Review: Rose Under Fire is a companion to Code Name Verity and could easily be read as a standalone. Our protagonist this time is an American female pilot named Rose Justice, who ferries Allied planes from England to Paris. The first quarter of the book, which begins in 1944, describes Rose’s work, both its dangers and its highs. We also get to meet characters from Code Name Verity, especially the fiery Maddie. Unlike the other soldiers who know first hand how horrific war is, Rosie is very naive and idealistic. Her perspective and her flowery descriptions change drastically when she is captured and quickly shipped off to Ravensbrück, the notorious women’s concentration camp in Northern Germany. The horror of the camp, with its medical experimentation on Polish women who called themselves rabbits is ably captured and gut wrenching. Yet, along with the misery, Wein also reveals the humanity that can surface, even in the worst of circumstances. Unlike some readers, I didn't have a problem with the diary format though it does get a bit clunky in places. I thought this one was much more introspective and personal than Code Name Verity because we are only following Rose. I also appreciated the fact that Rose isn't a perfect character but frail and may not always do the right thing in dire situations. Though the tension is different than in Code Name Verity, it is still palpable and highly readable.

Rating: 4 stars

Words of Caution: Torture scenes, strong war violence, and some language. Recommended for Grades 9 and up.

If you like this book try: The Boy in Striped Pajamas by John Boyne, Flygirl by Sherri Smith
9 Responses
  1. Jenny Says:

    "Yet, along with the misery, Wein also reveals the humanity that can surface, even in the worst of circumstances."

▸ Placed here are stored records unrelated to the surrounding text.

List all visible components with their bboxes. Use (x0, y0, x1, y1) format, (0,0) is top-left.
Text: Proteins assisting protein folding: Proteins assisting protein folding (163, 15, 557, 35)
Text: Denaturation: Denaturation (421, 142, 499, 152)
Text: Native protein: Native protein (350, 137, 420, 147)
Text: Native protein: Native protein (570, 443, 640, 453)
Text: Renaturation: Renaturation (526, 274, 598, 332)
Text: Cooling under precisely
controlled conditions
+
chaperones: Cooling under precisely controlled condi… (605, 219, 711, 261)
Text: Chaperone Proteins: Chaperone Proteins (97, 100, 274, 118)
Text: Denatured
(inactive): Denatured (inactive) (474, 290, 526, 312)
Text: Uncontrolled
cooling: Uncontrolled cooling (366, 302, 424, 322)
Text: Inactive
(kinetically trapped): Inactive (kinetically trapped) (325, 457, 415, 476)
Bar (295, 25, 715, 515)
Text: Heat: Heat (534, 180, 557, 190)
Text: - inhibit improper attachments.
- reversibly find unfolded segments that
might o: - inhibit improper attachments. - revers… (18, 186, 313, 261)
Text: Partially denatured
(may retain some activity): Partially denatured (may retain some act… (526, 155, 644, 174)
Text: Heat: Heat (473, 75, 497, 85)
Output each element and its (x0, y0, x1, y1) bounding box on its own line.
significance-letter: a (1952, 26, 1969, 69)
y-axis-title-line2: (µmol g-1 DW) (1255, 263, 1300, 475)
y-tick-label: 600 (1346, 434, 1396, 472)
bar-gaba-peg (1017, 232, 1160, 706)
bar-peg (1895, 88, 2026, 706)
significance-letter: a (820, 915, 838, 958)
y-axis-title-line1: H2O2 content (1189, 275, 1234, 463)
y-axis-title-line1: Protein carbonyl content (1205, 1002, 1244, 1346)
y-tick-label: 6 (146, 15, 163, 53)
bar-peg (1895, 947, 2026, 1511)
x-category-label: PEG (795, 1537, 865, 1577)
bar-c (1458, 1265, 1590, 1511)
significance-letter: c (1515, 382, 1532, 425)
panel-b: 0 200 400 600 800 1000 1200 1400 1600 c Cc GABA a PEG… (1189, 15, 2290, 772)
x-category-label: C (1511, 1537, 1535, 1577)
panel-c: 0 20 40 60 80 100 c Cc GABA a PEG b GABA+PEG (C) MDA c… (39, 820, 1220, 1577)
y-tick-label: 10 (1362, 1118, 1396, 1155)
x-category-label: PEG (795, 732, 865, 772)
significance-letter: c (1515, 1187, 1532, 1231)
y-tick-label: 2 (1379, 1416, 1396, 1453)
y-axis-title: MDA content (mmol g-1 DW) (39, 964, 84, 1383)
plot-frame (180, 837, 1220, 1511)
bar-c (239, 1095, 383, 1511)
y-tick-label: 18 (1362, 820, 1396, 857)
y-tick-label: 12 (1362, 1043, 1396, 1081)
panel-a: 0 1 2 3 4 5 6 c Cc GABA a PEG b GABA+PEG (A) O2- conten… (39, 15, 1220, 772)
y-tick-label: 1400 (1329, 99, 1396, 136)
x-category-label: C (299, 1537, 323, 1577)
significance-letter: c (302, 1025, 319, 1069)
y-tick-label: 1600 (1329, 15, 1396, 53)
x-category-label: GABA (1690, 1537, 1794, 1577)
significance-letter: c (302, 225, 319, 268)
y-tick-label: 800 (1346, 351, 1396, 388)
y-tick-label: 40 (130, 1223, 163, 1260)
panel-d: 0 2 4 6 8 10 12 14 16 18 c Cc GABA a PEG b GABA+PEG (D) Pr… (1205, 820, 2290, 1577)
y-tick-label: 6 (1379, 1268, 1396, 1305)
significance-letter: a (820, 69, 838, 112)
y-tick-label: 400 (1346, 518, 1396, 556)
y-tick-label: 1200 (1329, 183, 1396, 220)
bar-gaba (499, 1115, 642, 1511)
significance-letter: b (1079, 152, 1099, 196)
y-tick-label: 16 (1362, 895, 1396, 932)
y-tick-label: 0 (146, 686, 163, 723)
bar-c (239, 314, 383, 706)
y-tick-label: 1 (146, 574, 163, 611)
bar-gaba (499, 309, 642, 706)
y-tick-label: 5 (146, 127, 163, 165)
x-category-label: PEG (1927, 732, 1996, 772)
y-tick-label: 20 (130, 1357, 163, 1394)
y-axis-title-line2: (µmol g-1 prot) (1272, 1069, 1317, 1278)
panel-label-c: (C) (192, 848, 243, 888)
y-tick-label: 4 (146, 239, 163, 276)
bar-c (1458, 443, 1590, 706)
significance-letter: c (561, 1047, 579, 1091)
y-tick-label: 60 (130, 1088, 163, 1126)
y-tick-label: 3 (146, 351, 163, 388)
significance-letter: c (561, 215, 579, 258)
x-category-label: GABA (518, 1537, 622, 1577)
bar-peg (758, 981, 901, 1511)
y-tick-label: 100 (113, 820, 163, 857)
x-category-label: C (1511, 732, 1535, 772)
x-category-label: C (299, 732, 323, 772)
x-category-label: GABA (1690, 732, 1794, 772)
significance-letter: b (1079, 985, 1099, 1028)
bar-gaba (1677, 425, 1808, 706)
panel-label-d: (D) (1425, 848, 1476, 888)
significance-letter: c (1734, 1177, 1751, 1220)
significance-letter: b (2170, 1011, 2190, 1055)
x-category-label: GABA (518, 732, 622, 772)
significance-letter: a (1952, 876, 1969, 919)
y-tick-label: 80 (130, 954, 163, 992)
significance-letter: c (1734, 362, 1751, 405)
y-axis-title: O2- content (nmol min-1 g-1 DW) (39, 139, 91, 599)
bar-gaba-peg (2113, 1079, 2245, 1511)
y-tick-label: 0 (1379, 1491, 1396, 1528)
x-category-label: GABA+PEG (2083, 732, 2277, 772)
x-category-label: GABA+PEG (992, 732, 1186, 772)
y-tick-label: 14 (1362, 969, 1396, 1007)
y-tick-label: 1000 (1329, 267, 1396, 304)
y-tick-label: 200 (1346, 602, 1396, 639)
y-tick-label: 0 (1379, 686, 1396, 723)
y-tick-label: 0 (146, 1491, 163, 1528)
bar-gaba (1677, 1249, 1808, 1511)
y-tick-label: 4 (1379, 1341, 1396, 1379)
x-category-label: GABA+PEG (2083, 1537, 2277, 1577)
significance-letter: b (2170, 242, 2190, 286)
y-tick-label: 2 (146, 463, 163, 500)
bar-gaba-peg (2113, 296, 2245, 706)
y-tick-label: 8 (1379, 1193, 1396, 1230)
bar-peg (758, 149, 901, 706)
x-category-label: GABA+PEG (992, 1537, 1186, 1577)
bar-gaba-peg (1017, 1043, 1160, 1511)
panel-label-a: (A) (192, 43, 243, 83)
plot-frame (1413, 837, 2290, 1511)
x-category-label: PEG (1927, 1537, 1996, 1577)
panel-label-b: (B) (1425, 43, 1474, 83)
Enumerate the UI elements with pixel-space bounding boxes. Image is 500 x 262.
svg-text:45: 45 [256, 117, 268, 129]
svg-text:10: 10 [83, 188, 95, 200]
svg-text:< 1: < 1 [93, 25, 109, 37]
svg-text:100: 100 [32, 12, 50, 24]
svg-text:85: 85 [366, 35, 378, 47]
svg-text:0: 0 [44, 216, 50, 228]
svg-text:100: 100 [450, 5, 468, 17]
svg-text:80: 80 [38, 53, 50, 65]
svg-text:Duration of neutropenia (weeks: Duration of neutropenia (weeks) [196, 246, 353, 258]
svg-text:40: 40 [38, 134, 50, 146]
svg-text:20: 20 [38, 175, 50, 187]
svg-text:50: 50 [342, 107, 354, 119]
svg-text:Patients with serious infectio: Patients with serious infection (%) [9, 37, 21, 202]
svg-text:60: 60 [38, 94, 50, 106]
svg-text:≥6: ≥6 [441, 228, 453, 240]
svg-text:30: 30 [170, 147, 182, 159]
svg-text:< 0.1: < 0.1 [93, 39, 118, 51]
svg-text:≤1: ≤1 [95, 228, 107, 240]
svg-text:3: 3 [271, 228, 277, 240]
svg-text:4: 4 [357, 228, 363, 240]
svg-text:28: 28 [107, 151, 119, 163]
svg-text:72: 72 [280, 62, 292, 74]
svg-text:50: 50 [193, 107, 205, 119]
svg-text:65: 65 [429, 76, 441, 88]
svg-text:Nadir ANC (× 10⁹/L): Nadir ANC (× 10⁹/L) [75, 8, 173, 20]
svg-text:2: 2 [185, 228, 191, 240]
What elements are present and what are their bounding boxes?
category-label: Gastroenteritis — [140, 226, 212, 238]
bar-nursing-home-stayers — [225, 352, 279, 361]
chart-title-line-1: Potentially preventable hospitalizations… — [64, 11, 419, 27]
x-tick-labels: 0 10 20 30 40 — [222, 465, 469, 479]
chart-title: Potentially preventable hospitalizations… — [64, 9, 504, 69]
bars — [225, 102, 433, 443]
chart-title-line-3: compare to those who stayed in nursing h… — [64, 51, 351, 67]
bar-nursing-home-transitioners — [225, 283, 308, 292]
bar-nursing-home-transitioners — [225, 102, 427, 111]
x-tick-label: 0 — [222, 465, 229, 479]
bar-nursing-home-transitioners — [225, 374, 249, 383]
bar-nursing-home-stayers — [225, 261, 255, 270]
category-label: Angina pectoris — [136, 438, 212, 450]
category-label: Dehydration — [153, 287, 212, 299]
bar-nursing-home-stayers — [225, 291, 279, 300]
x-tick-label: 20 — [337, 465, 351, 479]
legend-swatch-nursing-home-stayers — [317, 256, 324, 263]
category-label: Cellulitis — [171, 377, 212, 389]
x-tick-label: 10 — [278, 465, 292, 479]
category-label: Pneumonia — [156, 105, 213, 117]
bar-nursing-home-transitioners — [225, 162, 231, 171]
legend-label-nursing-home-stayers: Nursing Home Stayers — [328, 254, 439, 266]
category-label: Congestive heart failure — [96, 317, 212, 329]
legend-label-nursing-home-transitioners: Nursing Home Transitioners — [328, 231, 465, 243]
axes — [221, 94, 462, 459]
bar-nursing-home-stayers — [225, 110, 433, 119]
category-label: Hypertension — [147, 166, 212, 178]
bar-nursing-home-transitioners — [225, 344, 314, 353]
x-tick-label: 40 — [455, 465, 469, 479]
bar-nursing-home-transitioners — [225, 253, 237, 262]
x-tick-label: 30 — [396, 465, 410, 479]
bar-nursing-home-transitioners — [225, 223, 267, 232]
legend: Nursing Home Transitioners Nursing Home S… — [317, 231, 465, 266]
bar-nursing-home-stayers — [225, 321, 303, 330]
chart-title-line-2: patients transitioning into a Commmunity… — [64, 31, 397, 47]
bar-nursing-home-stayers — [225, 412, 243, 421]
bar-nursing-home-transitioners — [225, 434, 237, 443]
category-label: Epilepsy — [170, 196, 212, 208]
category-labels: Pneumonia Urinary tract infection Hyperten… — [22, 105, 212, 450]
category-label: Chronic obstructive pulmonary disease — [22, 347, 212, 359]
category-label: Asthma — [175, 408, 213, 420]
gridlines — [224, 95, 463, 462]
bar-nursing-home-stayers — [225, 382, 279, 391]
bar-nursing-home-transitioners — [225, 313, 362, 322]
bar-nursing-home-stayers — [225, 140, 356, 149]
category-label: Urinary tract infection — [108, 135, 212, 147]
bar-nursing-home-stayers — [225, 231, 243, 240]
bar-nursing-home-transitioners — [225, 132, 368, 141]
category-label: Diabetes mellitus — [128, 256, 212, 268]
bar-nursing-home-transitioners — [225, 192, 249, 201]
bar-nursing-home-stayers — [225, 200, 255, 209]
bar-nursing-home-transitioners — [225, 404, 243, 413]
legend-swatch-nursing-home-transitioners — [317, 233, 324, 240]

    That makes me a little less nervous about picking these two books up Rummanah! I don't mind dark books, and both of these clearly capture the horrors of war, but I need something in there somewhere to give me a little hope or I get weighed down too heavily. Glad you enjoyed these despite the few flaws you mentioned, I can't wait to give them a try!

  2. I loved both books but Code Name Verity was the most special of the two for me. That's mostly because it was so stylistically different than other books I've read. Rose Under Fire was good as well, but it was your standard well written book whilst CNV went somewhere different.

  3. These do look like great ways to really bring this time period to life. Not sure if that is a good thing with all the devastation, but it would make you care. I don't think I would have loved it either, but I think that is because of the dark theme. Great reviews.

  4. I had a really hard time with Verity. I just couldn't get into it -- I certainly didn't cry -- I have to start and stop a couple of times to get through it. It just didn't flow for me. But, Rose -- I absolutely loved. Crazy...

  5. This genre is just not my thing. I am so glad you read it, but I am sorry you got pushed out of Code Name Verity by the author's voice. That stinks. I didn't know the 2nd book was a companion novel. Good to know. I won't read either of them :) Great reviews!!

  6. Aylee Says:

    The military jargon did tend to get in the way at times, I agree. I still have to read Rose Under Fire, but I'm interested in your comparison of the two. Now I'm thinking I might like Rose Under Fire even more than Code Name Verity!

  7. Candace Says:

    I tried to read Code Name Verity when it came out and I just couldn't get into it. I know a lot of people have REALLY loved it so I figure I maybe didn't give it enough time. I'm kind of just thinking these might not be for me though. I'm glad you enjoyed!

  8. I've only heard positive things about both books and can't believe I still haven't read them! I'm making it my goal to read at least Code Name Verity by March break!

  9. Anonymous Says:

    I was one of the ones who cried during Code Name Verity, but I totally understand having a bit of distance from Maddie and Julie, and that taking you out of the story somewhat. I agree, Rose Under Fire had a more personal, introspective feel. I felt more horror when reading it, especially the parts about the rabbits. Wonderful reviews!